Tanto che qualcuno si è chiesto se ancora servono, se hanno ancora un ruolo e un senso i quotidiani.  Arrivano sempre “dopo la notizia”, mettono tutti lo stesso titolo in prima pagina, seguono diligentemente il pensiero unico e il potente di turno, ricalcano in fotocopia le solite sezioni interne: politica interna, esteri, cronaca, economia, sport…. Anche le parole sembrano piene di polvere, perché il linguaggio giornalistico, invece di arricchirsi, si è impoverito.  Il vocabolario dei quotidiani registra e riproduce quello del sottobosco politico e della chiacchiera televisiva, oppure insegue inutilmente la grande nuvola confusa del web.

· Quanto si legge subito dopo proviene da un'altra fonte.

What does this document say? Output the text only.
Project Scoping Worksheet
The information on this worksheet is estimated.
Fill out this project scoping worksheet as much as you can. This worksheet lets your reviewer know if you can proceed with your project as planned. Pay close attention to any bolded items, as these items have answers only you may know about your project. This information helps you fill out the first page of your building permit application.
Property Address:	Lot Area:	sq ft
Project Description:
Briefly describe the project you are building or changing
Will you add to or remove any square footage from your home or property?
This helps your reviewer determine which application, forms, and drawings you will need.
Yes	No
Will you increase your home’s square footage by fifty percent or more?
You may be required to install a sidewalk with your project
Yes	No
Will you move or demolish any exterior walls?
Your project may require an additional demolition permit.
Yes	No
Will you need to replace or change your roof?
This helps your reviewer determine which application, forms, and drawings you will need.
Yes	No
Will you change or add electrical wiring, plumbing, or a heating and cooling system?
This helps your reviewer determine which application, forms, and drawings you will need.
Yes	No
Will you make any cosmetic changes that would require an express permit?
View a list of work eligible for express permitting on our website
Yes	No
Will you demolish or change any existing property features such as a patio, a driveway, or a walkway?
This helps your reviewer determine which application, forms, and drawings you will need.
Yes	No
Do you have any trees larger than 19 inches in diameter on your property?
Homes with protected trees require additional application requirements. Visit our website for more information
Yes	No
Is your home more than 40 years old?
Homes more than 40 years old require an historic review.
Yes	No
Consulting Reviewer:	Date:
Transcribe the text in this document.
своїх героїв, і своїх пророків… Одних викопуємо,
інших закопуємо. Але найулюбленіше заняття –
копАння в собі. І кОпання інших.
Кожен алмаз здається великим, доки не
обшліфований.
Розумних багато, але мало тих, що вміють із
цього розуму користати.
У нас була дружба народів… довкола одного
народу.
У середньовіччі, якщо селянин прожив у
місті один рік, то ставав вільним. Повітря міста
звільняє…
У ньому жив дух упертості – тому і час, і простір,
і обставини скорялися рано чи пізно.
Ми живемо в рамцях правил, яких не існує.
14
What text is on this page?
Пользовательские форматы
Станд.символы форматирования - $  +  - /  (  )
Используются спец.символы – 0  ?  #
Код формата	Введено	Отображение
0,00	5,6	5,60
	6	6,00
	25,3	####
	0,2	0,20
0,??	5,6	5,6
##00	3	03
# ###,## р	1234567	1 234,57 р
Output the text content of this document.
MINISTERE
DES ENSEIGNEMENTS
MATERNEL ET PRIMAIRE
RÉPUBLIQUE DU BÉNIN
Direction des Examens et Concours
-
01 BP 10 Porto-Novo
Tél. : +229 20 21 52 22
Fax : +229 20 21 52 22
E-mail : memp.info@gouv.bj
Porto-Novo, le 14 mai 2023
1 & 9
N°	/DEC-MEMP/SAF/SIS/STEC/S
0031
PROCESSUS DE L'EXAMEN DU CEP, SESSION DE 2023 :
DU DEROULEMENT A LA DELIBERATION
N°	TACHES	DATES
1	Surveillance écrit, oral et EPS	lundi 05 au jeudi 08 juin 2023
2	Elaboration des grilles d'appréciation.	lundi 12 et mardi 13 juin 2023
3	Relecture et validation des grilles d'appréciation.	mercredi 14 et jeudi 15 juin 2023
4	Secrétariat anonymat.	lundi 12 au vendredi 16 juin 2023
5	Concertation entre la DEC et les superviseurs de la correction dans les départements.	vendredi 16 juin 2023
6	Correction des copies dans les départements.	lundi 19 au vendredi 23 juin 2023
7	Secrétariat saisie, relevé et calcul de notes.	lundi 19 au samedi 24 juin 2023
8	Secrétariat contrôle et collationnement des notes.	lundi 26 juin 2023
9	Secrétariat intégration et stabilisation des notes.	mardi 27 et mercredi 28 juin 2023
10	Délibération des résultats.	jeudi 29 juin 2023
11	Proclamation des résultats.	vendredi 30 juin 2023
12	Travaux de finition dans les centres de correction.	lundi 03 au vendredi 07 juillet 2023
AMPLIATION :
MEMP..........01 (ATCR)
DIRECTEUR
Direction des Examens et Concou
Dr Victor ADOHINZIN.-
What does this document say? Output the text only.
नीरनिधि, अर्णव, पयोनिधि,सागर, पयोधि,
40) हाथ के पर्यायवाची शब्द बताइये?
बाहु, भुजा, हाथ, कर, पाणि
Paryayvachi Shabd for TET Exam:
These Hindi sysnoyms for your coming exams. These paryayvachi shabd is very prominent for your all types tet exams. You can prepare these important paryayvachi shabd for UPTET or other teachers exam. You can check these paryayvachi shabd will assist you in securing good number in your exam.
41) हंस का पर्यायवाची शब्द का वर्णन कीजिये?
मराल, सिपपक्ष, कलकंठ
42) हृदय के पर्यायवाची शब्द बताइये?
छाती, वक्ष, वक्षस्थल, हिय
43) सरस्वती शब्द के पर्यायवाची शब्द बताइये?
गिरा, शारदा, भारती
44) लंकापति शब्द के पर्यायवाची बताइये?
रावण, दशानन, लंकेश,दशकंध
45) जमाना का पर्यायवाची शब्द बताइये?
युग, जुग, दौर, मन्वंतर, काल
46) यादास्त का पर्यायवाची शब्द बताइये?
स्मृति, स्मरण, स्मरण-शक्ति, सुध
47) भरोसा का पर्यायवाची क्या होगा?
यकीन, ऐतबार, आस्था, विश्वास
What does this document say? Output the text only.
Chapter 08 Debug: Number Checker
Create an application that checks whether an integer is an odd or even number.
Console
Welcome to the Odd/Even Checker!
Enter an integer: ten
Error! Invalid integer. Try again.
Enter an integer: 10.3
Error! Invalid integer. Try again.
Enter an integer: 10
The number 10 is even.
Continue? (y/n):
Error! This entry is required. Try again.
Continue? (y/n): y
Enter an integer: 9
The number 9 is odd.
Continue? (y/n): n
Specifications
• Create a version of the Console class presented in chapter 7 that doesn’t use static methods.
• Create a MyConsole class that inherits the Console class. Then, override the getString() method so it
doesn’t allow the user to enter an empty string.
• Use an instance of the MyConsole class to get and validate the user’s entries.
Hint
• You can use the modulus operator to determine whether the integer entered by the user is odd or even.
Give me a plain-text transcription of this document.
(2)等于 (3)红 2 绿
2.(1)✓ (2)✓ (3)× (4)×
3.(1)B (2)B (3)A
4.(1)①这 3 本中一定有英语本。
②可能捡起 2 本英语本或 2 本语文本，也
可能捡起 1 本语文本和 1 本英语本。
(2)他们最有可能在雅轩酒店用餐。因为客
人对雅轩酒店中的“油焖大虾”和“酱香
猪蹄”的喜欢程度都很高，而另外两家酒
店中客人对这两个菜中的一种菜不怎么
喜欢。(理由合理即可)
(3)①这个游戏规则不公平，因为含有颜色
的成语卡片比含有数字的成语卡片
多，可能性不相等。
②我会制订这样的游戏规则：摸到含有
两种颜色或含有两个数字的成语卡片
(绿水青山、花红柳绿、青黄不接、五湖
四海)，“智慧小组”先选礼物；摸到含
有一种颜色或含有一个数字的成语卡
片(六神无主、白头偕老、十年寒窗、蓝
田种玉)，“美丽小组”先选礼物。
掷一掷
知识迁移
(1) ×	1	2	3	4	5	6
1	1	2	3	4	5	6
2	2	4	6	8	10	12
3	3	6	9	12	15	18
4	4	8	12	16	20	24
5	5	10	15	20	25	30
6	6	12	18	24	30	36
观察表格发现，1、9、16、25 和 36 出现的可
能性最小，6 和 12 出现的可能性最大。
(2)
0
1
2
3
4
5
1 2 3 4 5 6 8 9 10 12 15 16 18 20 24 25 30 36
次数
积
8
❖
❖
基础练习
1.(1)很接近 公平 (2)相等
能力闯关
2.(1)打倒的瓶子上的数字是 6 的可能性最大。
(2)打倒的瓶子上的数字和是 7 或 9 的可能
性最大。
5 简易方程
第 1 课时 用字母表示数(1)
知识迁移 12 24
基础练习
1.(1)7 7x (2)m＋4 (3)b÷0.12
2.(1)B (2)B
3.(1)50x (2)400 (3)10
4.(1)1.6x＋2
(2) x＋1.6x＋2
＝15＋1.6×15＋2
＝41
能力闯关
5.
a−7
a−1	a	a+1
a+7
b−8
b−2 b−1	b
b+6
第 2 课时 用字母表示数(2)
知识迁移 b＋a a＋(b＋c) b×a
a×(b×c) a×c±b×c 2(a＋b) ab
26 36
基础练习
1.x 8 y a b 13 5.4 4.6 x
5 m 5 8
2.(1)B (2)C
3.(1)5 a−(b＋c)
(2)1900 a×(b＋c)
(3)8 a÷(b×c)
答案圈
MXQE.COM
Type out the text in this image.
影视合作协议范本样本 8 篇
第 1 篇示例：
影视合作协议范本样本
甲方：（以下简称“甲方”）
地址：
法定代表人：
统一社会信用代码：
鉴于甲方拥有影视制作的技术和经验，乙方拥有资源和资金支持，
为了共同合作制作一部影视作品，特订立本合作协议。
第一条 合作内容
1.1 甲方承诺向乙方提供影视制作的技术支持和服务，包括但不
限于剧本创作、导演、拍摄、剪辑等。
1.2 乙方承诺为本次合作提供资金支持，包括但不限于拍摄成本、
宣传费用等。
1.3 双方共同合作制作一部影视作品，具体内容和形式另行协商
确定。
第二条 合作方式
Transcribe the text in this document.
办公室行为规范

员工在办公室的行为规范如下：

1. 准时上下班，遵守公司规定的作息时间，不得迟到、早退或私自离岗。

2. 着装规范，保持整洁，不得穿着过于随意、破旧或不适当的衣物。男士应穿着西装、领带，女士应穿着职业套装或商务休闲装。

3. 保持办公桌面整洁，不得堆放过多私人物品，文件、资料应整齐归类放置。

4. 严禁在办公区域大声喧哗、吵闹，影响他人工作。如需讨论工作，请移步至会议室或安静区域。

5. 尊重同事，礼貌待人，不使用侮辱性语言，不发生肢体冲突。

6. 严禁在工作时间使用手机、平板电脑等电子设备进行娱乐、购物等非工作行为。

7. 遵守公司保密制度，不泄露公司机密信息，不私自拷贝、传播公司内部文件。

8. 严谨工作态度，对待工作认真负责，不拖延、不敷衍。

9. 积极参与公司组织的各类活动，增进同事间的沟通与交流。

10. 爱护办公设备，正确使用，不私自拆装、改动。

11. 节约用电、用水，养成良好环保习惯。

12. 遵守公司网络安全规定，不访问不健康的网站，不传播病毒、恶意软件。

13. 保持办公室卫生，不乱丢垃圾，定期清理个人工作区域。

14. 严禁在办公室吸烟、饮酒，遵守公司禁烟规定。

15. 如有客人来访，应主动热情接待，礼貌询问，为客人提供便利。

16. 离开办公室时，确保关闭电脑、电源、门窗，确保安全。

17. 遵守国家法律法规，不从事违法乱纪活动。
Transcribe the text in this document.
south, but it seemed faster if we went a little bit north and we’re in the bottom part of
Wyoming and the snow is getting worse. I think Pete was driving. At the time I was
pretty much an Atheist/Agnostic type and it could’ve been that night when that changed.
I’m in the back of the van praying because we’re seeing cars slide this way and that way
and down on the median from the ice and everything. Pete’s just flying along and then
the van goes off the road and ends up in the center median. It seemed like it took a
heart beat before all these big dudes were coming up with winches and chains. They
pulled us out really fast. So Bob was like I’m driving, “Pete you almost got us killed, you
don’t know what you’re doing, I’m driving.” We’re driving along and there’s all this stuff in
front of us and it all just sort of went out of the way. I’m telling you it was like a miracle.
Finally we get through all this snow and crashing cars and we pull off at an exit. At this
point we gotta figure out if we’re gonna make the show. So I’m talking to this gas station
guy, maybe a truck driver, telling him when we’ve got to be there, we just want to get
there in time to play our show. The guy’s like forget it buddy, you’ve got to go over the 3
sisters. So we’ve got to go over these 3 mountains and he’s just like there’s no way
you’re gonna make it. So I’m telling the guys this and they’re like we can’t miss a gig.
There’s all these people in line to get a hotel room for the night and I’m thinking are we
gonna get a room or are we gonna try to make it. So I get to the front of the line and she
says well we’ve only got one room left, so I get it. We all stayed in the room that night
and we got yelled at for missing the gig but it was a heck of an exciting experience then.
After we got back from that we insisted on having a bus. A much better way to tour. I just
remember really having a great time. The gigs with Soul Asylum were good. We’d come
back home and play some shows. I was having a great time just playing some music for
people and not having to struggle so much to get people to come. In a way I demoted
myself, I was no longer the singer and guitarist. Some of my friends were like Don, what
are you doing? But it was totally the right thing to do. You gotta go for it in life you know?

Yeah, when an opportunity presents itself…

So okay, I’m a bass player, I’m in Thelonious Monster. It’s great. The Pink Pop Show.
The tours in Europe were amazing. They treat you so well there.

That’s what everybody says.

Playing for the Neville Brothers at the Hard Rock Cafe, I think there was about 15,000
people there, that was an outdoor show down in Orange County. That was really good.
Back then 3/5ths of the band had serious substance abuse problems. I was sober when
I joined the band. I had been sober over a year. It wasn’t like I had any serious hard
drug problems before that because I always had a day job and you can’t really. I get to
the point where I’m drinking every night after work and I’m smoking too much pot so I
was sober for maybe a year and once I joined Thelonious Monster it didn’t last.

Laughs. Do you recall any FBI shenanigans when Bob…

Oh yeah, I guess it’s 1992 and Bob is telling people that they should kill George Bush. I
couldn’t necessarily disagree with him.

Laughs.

Periscopio propone un nuovo modo di essere giornale, di fare informazione. di accostare Alto e Basso, di rapportarsi al proprio pubblico. Rompe compartimenti stagni delle sezioni tradizionali di quotidiani. Accoglie e dà riconosce uguale dignità a tutti i generi e tutti linguaggi: così in primo piano ci può essere una notizia, un commento, ma anche una poesia o una vignetta.  Abbandona la rincorsa allo scoop, all’intervista esclusiva, alla firma illustre, proponendo quella che abbiamo chiamato “informazione verticale”: entrare cioè nelle  “cose che accadono fuori e dentro di noi”, denunciare Il Vecchio che resiste e raccontare Il Nuovo che germoglia, stare dalla parte dei diritti e denunciare la diseguaglianza che cresce in Italia e nel mondo. .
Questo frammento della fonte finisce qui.